Background
Persistent pulmonary hypertension of the newborn (PPHN) is caused by a failure in the normal circulatory transition at birth and is characterized by elevated pulmonary vascular resistance (PVR), which leads to right-to-left shunting and hypoxemia. The incidence of PPHN ranges from 2 to 6 per 1000 live births and the mortality rate is 10–20% [
1]. PPHN can be idiopathic or may be caused by multiple pulmonary diseases including perinatal asphyxia, meconium aspiration syndrome (MAS), respiratory distress syndrome (RDS), pulmonary dysplasia and congenital diaphragmatic hernia [
2].
To date, only a few genetic polymorphisms have been identified in infants with PPHN. Pearson et al. first found that a T1405 N variant of carbamoyl phosphate synthetase I (
CPS1) exhibited a different distribution between infants with PPHN and the general population [
3]. A homozygous missense variant (L326R) in the
ABCA3 gene was identified in a newborn with severe hypoxemic respiratory failure and refractory pulmonary hypertension [
4]. Single nucleotide polymorphisms (SNPs) in the corticotropin-releasing hormone receptor 1 (
CRHR1) and corticotropin-releasing hormone-binding protein (
CRHBP) genes were significantly associated with PPHN [
5]. Most recently, rs2070699 in endothelin 1 (
EDN1) was found to increase the risk of PPHN with respiratory distress [
6].
PPHN is a subgroup of pulmonary arterial hypertension (PAH), which is a complex disorder characterized by elevation of PVR and failure of right heart function. It is a common complication of many clinical diseases. PAH is classified into five types according to the pathogenesis of the disease (WHO classification) and PPHN is a specific group [
7]. Pathogenic variants among several genes have been reported in PAH patients exhibiting both adulthood onset and childhood onset. Bone morphogenic protein receptor type 2 (
BMPR2), a member of the transforming growth factor beta (TGF-β) superfamily, is associated with 70% of familial pulmonary arterial hypertension (FPAH)/heritable pulmonary arterial hypertension (HPAH) cases and 20% of idiopathic pulmonary hypertension (IPAH) cases [
8].
SMAD9 [
9],
CAV1 [
10],
KCNK3 [
11] are also known PAH genes listed in the Online Mendelian Inheritance in Man (OMIM) database. Hereditary hemorrhagic telangiectasia (HHT) gene variants in the activin receptor-like kinase 1 (
ACVRL1) [
12] and endoglin (
ENG) [
13] have been identified in PAH patients. To date, no causal genes for PPHN have been reported, and the genetic etiology remains unclear. We suggest that the genetic pathogenesis of PPHN may share some similarities with PAH in adults and children.

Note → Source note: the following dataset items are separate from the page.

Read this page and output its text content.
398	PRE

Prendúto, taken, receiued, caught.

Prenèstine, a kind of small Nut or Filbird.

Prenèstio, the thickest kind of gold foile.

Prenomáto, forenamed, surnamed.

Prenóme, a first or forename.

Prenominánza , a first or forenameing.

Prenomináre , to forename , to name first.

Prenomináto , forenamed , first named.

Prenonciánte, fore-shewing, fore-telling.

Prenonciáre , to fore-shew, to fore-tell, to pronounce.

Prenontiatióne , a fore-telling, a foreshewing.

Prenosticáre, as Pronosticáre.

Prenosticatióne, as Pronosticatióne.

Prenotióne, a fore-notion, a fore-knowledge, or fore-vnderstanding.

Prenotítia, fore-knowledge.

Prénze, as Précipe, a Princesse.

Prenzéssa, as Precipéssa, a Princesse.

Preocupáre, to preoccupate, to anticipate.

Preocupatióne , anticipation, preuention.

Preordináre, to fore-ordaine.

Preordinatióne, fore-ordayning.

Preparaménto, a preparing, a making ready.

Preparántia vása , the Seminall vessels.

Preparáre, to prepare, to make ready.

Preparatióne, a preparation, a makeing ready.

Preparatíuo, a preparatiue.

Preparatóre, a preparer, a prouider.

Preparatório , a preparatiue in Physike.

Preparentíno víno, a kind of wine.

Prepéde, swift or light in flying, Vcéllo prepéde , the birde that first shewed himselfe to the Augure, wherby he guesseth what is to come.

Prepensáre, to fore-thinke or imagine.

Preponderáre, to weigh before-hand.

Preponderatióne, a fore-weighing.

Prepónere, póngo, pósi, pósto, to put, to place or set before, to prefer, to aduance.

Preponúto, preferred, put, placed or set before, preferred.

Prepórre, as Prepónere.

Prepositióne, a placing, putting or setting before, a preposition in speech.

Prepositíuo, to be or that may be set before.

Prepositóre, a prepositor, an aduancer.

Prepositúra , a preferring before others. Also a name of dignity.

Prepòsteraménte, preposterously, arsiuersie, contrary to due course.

Therefore, in the present study, we applied clinical exome sequencing to investigate the genetic etiology of PPHN in 115 Chinese patients. We aimed to identify causal variants in reported PPHN/PAH-related genes and genetic risk polymorphisms for PPHN patients.
Discussion
PPHN is a severe clinical problem and accounts for ~ 6% of our NICU patients. The role of genetics in the pathogenesis of PPHN remains elusive. The present study investigated the genetic contributions to the pathogenesis of PPHN in 115 Chinese PPHN patients using exome sequencing. Among all cases, 41 were preterm infants and 74 were late preterm and term infants. We identified three patients with P/LP variants in TBX4 and BMPR2 and six patients with VUSs in BMPR2 and 4 other reported PAH-related genes. CPS1, NOTCH3 and SMAD9 were identified as important risk genes for late preterm and term PPHN through case-control analysis.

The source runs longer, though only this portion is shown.